Zeng Jinyan, wife of detained human rights activist, Hu Jia, has been reported missing and friends suspect that she has been detained by police.

Ms Zeng, who has been under house arrest or closely monitored by police for the past two years, was reported missing from her home on August 7, and friends have not been able to contact her, Chinese Human Rights Defenders CHRD) said in a statement.

Hu Jia was taken into detention in December 2007 and was jailed for three years and six months for “subversion”—a move widely understood as part of a campaign by the  Chinese regime to silence dissent during the Olympics.

The 34-year-old has long spoken out about injustices occurring in China including raising issues about the environment and HIV/Aids victims of bad blood transfusions.

He was also instrumental in distributing information about other activists including “lawyer of the people” Gao Shisheng, who has himself been held and tortured since last year.

Ms Zeng, who has a young infant with Hu Jia, was named in Time magasine’s list of 100 most influential people in the world for her blog about her life as a dissident in Beijing.

The couple also made a movie about their life as dissidents in Beijing and were due to travel to Europe last year to speak at the movie’s screening but were detained in Beijing on the way to the airport.

Last month Australia’s Four Corners programme attempted to visit Ms Zeng at her apartment in Beijing. However the moment the Australian reporter and cameraman arrived, local police appeared and prevented their entry into the apartment block. Soon after more police arrived declaring the area a crime zone and covering it in police tape. The Four Corners crew were forced to leave the area without a glimpse of the young woman.

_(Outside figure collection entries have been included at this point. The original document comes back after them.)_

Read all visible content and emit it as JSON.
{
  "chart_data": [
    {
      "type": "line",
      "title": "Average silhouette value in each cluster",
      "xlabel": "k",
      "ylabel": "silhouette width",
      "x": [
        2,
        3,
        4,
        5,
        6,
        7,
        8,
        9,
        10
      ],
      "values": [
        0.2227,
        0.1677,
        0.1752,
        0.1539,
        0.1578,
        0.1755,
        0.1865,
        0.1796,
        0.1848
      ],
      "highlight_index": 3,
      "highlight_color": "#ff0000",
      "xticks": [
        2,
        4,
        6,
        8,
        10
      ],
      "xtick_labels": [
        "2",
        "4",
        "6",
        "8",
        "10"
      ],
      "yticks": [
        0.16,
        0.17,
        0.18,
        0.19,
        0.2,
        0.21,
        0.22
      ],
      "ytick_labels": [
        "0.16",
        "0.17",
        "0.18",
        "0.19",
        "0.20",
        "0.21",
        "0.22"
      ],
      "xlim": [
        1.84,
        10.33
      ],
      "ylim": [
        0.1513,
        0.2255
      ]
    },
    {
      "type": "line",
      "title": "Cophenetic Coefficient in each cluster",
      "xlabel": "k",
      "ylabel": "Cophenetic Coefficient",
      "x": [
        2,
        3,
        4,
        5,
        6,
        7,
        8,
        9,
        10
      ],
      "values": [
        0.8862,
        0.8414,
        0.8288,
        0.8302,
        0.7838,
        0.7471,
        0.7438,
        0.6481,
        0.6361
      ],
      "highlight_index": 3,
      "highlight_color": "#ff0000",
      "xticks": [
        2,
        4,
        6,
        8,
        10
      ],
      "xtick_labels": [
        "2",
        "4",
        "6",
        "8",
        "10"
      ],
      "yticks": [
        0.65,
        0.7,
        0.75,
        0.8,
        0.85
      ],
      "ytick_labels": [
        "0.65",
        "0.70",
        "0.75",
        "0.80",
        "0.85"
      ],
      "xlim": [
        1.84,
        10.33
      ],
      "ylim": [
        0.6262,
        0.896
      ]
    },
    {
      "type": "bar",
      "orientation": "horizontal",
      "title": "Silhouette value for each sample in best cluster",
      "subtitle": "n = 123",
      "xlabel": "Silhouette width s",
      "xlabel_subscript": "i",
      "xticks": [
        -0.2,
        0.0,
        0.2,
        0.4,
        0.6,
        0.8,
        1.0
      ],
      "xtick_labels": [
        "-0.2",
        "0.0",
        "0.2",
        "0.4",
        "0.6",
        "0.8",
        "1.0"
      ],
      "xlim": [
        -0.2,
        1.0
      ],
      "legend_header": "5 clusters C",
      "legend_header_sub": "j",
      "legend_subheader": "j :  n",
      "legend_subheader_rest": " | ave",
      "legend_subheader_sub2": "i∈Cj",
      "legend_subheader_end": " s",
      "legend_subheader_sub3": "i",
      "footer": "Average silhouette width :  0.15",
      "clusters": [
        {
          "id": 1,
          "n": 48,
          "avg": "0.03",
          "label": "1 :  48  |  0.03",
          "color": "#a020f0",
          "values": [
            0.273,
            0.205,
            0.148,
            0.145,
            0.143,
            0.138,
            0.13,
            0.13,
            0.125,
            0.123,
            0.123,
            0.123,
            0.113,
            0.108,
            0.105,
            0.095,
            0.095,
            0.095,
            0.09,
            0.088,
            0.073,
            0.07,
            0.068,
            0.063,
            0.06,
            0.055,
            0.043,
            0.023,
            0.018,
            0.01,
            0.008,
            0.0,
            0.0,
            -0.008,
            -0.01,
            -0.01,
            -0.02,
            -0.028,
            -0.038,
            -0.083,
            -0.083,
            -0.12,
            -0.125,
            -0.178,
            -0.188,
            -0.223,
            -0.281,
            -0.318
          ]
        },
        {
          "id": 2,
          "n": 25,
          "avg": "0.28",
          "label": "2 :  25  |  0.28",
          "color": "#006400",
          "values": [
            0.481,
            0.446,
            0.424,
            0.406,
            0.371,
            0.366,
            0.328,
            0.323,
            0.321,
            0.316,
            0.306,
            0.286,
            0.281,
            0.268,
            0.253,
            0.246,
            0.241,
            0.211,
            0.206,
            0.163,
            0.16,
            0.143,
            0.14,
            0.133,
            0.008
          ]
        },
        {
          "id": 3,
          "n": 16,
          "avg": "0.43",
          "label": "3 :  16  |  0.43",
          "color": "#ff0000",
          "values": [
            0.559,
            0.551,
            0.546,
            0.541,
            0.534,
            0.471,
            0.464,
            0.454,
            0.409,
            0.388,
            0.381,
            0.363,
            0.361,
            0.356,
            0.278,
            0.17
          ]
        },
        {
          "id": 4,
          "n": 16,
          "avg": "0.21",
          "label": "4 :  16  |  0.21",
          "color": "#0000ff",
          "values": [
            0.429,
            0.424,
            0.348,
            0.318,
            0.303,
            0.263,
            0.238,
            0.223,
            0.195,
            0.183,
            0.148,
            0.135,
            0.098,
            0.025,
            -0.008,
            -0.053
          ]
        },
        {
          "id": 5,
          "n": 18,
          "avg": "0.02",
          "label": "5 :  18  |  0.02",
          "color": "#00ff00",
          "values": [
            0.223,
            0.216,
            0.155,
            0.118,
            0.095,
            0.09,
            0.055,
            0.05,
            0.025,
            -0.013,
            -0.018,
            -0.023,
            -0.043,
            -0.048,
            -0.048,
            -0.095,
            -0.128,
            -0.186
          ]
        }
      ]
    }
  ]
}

Friends of the couple told CHRD that they believe Ms Zeng was taken by police to prevent her from being contacted by foreign journalists in Beijing for the Olympics.

“The Beijing police are either so incompetent that they would let her disappear under their nose or that they must be responsible for taking her away. How can a young woman with an infant child ’sabotage' the Olympics while under such heavy and round-the-clock police presence?” asked a friend of Zeng.

Beijing’s First Intermediate People’s Court interpreted Hu Jia’s act of speaking out as an attempt to subvert “the state’s political and socialist systems”.

Human rights organisations see it differently—they believe the Chinese authorities put the campaigner in prison to silence him ahead of the Olympic Games.